The program was first launched in 2015 and relies on the philanthropic support of community members. Students are enrolled in a Bachelor of Health Sciences program, which was launched in 2013 and therefore does not yet have established support. With up to 100 incoming students each year, HSRIs will play a key role in attracting, retaining and offering a student experience that sets them apart.

The HSRIs provide a stipend to these students, which helps them focus on their projects without worrying about balancing summer employment with their laboratory work. Each Health Science Research Internship costs $5,000 which is paid out directly to the student. The internships run for 12-16 weeks.

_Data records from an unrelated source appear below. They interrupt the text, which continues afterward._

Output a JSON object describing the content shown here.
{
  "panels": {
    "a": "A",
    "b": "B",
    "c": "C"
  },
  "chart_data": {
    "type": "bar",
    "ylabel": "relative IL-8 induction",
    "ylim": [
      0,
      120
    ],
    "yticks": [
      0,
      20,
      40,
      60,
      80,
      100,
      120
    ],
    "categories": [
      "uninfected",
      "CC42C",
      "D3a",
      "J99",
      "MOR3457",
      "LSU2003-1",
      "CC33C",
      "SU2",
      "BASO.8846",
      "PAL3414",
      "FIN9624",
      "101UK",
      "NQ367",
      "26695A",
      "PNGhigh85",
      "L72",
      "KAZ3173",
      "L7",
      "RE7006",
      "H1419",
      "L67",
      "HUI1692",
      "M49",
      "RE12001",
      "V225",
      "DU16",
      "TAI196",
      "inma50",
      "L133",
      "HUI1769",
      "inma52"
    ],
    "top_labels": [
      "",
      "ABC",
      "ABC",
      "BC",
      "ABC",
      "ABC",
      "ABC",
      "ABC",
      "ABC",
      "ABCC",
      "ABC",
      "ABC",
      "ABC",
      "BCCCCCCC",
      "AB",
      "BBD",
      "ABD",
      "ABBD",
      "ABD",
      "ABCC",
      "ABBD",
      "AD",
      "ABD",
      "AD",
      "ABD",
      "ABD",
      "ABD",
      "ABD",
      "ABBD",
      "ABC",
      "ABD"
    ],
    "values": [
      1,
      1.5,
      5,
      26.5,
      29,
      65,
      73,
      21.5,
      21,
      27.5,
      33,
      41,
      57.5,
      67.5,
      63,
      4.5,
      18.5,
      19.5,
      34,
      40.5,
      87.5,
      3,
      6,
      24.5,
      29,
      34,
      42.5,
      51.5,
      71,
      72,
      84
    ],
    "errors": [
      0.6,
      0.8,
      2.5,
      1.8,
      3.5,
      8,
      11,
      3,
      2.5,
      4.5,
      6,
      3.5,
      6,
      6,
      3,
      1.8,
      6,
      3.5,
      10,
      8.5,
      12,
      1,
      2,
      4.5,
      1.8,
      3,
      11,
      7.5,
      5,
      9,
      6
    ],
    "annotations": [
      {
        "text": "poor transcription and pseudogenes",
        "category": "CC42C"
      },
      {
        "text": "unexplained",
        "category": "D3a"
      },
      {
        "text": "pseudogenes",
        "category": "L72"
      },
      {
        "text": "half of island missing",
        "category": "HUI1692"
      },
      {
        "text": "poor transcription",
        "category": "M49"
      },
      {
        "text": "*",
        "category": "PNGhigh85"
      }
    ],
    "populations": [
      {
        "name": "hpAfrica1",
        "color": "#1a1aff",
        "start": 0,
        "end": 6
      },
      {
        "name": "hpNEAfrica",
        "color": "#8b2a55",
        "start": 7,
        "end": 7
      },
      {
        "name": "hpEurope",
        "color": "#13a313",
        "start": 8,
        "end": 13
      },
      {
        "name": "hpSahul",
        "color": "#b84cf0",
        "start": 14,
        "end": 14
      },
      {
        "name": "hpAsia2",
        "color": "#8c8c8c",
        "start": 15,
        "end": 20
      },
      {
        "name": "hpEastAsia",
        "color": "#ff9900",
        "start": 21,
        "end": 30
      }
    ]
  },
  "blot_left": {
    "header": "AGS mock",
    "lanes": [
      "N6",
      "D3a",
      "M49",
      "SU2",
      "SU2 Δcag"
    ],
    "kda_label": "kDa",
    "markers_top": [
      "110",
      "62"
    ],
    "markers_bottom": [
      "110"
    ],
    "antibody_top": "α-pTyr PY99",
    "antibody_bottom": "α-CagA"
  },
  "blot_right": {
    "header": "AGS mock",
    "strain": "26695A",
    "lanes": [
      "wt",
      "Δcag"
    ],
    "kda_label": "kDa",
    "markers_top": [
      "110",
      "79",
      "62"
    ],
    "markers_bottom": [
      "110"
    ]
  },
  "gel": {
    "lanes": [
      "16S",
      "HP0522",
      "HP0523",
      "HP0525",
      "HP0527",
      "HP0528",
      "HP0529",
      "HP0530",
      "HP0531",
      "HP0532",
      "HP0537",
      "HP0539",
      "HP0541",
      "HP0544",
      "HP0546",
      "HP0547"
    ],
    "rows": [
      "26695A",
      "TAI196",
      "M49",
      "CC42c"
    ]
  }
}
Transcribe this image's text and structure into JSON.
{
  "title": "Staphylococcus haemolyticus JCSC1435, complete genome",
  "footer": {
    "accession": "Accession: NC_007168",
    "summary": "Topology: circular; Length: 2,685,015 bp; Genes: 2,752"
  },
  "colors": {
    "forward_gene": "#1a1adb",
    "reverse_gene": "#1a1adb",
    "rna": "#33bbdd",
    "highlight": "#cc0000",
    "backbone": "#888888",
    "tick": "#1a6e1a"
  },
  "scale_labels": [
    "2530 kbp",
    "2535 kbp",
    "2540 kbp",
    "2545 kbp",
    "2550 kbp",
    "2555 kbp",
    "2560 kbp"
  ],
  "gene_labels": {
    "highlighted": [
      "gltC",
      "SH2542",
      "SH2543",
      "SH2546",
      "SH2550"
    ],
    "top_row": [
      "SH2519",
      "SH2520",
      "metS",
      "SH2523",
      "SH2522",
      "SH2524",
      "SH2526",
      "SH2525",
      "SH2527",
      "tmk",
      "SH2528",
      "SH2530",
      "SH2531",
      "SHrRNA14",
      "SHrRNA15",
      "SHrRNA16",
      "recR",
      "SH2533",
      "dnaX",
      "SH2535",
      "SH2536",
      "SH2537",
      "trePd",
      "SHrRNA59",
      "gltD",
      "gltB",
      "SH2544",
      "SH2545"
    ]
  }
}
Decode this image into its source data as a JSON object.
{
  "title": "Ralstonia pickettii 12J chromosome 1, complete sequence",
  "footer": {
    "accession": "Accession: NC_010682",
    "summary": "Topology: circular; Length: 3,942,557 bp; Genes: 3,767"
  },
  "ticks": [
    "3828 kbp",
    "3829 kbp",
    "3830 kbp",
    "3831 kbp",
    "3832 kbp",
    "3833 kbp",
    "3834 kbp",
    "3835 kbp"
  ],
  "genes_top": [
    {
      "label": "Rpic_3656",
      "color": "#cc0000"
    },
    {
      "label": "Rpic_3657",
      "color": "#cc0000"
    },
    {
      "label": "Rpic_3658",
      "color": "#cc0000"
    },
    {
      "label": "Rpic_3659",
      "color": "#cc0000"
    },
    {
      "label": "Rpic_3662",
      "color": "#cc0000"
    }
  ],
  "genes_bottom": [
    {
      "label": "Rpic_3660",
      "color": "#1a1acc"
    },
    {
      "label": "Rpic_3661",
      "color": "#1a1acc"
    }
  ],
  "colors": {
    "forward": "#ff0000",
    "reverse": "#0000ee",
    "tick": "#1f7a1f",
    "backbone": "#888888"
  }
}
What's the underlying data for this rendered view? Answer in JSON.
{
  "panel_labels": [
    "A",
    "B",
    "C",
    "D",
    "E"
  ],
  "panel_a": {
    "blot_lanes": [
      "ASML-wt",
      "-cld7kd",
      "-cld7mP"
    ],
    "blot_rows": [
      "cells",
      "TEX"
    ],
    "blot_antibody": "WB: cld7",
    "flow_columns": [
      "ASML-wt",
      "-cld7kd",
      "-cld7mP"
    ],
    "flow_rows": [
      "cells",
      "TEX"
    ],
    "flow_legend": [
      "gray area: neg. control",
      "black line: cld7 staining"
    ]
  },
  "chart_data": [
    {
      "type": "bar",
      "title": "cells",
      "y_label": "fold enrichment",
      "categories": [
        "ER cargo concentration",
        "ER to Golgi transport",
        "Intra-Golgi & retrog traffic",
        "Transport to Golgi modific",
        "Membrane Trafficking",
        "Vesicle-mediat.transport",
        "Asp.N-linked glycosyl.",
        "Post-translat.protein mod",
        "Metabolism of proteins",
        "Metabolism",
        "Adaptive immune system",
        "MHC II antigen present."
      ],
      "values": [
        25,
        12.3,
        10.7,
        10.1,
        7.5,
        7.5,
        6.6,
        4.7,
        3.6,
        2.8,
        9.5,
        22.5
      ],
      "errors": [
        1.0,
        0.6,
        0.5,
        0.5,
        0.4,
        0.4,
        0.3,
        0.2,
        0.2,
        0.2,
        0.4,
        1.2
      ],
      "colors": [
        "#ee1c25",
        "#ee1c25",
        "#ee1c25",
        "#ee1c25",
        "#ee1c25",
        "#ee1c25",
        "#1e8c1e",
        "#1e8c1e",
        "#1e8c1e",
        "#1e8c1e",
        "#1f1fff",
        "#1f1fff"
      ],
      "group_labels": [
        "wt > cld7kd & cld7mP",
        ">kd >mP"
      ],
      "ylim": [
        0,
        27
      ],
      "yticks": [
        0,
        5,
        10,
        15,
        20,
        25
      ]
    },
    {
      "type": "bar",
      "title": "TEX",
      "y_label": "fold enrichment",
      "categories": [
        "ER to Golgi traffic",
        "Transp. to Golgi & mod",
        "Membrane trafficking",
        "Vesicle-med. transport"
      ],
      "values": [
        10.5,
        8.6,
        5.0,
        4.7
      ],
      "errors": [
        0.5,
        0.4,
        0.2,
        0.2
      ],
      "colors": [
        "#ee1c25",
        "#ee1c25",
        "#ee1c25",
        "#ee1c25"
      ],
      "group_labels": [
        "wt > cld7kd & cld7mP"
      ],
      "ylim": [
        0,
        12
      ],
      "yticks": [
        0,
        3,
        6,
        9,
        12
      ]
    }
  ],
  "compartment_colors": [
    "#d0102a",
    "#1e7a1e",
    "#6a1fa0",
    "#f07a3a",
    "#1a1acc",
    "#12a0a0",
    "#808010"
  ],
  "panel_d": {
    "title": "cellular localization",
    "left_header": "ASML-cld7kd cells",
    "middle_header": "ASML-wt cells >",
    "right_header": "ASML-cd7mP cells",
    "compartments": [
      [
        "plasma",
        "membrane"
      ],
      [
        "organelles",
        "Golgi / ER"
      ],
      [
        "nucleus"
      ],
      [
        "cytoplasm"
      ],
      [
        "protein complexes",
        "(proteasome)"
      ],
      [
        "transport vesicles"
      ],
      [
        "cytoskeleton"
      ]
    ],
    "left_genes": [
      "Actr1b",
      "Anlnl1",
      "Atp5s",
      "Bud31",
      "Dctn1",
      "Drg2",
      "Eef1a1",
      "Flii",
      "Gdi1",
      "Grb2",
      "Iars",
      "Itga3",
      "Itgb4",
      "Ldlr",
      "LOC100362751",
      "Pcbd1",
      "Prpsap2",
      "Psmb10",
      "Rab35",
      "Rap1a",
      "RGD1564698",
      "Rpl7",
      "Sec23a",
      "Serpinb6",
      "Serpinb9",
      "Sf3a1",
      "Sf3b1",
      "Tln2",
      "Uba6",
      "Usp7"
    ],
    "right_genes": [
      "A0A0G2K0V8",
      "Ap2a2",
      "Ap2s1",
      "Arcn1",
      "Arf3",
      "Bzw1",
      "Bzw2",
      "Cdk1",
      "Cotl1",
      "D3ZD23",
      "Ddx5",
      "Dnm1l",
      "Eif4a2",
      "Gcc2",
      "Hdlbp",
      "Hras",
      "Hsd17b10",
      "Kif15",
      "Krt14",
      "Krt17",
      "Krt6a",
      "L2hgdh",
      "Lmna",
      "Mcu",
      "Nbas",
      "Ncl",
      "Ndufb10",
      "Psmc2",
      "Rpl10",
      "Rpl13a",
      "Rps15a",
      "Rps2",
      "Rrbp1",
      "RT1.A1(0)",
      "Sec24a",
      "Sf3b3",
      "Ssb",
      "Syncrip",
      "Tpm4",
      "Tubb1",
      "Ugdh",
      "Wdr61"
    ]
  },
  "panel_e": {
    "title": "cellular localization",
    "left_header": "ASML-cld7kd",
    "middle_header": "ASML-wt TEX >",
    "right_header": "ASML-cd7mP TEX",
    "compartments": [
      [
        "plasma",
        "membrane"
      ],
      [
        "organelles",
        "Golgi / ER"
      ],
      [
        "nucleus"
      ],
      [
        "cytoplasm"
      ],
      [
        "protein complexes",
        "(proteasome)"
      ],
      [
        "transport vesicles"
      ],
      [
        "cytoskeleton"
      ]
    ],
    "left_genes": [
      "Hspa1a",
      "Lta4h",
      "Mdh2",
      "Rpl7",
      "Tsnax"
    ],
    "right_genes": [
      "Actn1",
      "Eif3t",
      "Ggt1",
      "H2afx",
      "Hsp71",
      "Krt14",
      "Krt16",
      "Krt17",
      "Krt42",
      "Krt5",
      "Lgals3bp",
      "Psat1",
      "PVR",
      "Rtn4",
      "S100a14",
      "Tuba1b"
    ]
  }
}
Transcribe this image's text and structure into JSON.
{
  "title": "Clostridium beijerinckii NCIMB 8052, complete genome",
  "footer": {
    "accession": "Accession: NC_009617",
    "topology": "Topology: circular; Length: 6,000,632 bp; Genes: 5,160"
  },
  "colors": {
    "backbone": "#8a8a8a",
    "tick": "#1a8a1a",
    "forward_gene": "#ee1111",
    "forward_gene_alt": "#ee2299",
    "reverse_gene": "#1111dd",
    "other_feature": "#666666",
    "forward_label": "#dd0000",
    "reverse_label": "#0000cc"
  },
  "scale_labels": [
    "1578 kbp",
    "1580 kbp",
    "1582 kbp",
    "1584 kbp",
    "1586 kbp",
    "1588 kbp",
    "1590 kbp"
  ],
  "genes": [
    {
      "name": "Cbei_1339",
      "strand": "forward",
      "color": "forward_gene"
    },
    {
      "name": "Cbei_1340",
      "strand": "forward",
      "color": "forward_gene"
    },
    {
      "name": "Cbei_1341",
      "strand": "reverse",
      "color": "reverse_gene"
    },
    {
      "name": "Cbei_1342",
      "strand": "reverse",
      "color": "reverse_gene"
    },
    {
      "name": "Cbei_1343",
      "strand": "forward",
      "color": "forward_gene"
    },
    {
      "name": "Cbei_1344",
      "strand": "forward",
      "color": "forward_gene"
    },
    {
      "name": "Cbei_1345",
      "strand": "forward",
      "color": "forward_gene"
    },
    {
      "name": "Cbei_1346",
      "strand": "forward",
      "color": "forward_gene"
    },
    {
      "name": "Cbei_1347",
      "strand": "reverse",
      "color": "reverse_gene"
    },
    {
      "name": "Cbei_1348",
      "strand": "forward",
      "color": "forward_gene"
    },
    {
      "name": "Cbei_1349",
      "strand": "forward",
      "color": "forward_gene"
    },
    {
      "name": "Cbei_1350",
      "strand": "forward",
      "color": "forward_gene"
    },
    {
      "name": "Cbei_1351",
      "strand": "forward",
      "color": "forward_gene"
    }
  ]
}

This campaign’s goal of $20,000 will support four internships in the coming year.

The Benefits

For many, the chance to connect with actual health research scientists and receive face-to-face feedback is the highlight of their education and solidifies their intention to pursue careers in this field. The program deliverables include the skills gained by the student (critical thinking, communication, teamwork, research), the knowledge gained that can be shared with others outside of the university (providing the opportunity to educate others on disease risk factors and preventative options) and contribution of data that advances research via the outcomes of their experiments. Success will be determined not only by contribution toward publication in scientific literature, but also by the ability of students to mobilize the knowledge they have gained by sharing disease risk factors and preventative opportunities, such as influencing lifestyle changes.